Product Lifecycle Management (PLM) is a strategic process of allocating resources – how to reduce cost and introduce the product in the market that is according to customer needs and wants. Furthermore, the sound PLM also enables the new product to have a healthy lifespan and profitability.
Since every product has a limited life and goes through five stages of products life cycle i.e. product introduction, growth, maturity and decline.
Product Lifecycle Management
Effective Product Lifecycle Management needs the company to focus on different business areas that can affect the PLM.
Research and Development
When a product introduces in the market it is backed with rigorous research and development process. R&D department works hard to convert product concept into a successful prototype that satisfies market needs and wants. New product manufacturing takes even years and huge financial resources to make a success in the eye of consumers.
When a company manufactures a product, the manufacturing cost. During the product lifecycle, the manufacturing cost varies at each stage. In the initial stage, product manufacturing cost is very high due to low customer base and sale volume.

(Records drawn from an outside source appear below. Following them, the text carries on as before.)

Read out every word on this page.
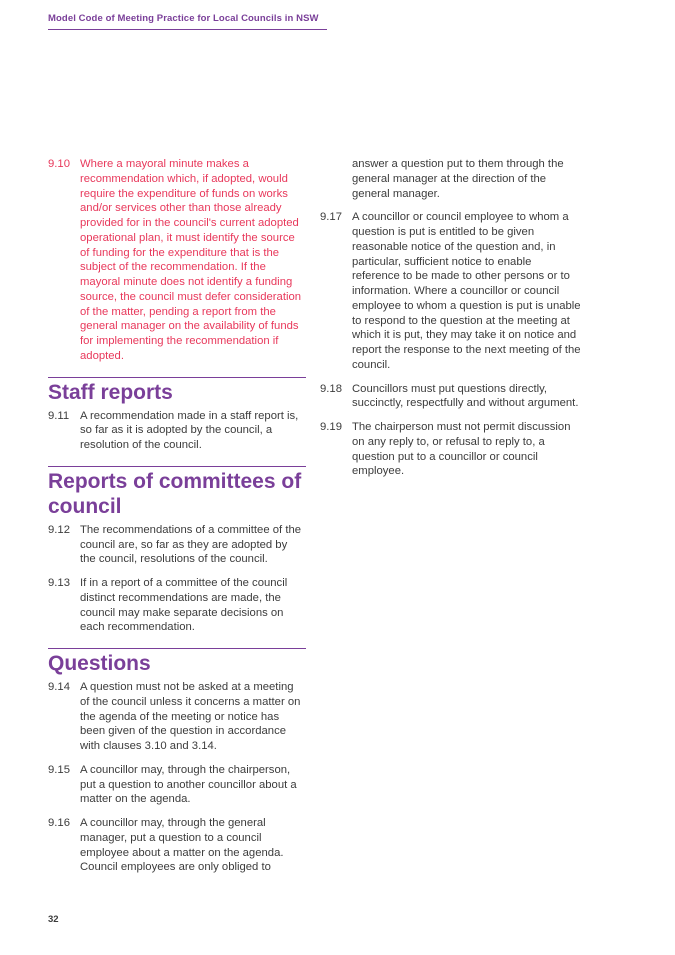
Model Code of Meeting Practice for Local Councils in NSW
9.10 Where a mayoral minute makes a recommendation which, if adopted, would require the expenditure of funds on works and/or services other than those already provided for in the council's current adopted operational plan, it must identify the source of funding for the expenditure that is the subject of the recommendation. If the mayoral minute does not identify a funding source, the council must defer consideration of the matter, pending a report from the general manager on the availability of funds for implementing the recommendation if adopted.
Staff reports
9.11 A recommendation made in a staff report is, so far as it is adopted by the council, a resolution of the council.
Reports of committees of council
9.12 The recommendations of a committee of the council are, so far as they are adopted by the council, resolutions of the council.
9.13 If in a report of a committee of the council distinct recommendations are made, the council may make separate decisions on each recommendation.
Questions
9.14 A question must not be asked at a meeting of the council unless it concerns a matter on the agenda of the meeting or notice has been given of the question in accordance with clauses 3.10 and 3.14.
9.15 A councillor may, through the chairperson, put a question to another councillor about a matter on the agenda.
9.16 A councillor may, through the general manager, put a question to a council employee about a matter on the agenda. Council employees are only obliged to
answer a question put to them through the general manager at the direction of the general manager.
9.17 A councillor or council employee to whom a question is put is entitled to be given reasonable notice of the question and, in particular, sufficient notice to enable reference to be made to other persons or to information. Where a councillor or council employee to whom a question is put is unable to respond to the question at the meeting at which it is put, they may take it on notice and report the response to the next meeting of the council.
9.18 Councillors must put questions directly, succinctly, respectfully and without argument.
9.19 The chairperson must not permit discussion on any reply to, or refusal to reply to, a question put to a councillor or council employee.
32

When the product life goes on, through economies of scale and learning curve the manufacturers can reduce cost and produce more affordable products to customers.
The company can also cut product cost by attainting technological advancement in the manufacturing process that can produce more units in less time.

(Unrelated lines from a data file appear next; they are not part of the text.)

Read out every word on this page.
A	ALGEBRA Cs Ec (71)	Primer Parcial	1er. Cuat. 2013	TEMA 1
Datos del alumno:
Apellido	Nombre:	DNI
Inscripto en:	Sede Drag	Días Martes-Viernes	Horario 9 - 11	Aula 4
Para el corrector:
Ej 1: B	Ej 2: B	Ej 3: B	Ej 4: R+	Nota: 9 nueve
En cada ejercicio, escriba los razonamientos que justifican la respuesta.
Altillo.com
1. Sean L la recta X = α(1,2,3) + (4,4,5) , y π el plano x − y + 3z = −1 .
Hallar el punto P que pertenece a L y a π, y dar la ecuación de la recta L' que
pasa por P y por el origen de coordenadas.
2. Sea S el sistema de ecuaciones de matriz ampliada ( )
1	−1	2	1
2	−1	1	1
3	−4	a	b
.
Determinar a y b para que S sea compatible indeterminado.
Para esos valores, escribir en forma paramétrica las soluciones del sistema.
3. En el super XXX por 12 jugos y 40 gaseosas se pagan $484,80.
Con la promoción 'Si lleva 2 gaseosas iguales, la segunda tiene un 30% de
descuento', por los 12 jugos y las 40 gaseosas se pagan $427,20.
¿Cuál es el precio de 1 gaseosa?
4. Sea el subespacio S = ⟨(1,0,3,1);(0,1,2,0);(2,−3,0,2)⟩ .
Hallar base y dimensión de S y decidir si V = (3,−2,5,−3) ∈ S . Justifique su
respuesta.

As I earlier said, manufacturing needs both time and huge funds to introduce a new product in the market. The finances of growth and maturity stages can be covered out of the revenue generated. The decline stage may need extra finances, depending on the strategies adopted, for example rejuvenating by adding more features that are acceptable to the new customers. The company must adopt those financial strategies that maximize profitability throughout the product life.
Information is Crucial for Product Success
Effective information system plays an important role at each stage of product lifecycle. Information can help the company to know about the potential market when introducing a new product. Data and statistics can identify which marketing campaigns achieve targeted goals. The marketing information let management know the product status to take decisions accordingly.
Those companies having effective marketing information system can better understand product life cycle curve and take marketing decision that can increase the lifespan of a product.
Marketing and Promotional Activities
There are several marketing strategies available when companies launch a new product in the market. These strategies can help to set the intensity of each marketing mix element i.e. price, place (distribution) and promotion.
For example, A company may launch a new product and set high prices to recover development cost and low prices to build market share. Distribution is very selective until consumers accept the product. These strategies will change when the product reaches growth, maturity and even decline stage. When management designing campaigns, distribution and pricing strategies, it tries to ensure market share and prosperous product life.
Every product has a limited life. But those companies focus on business areas of product lifecycle management can make sure that the product has a successful and healthy life during its life cycle stages.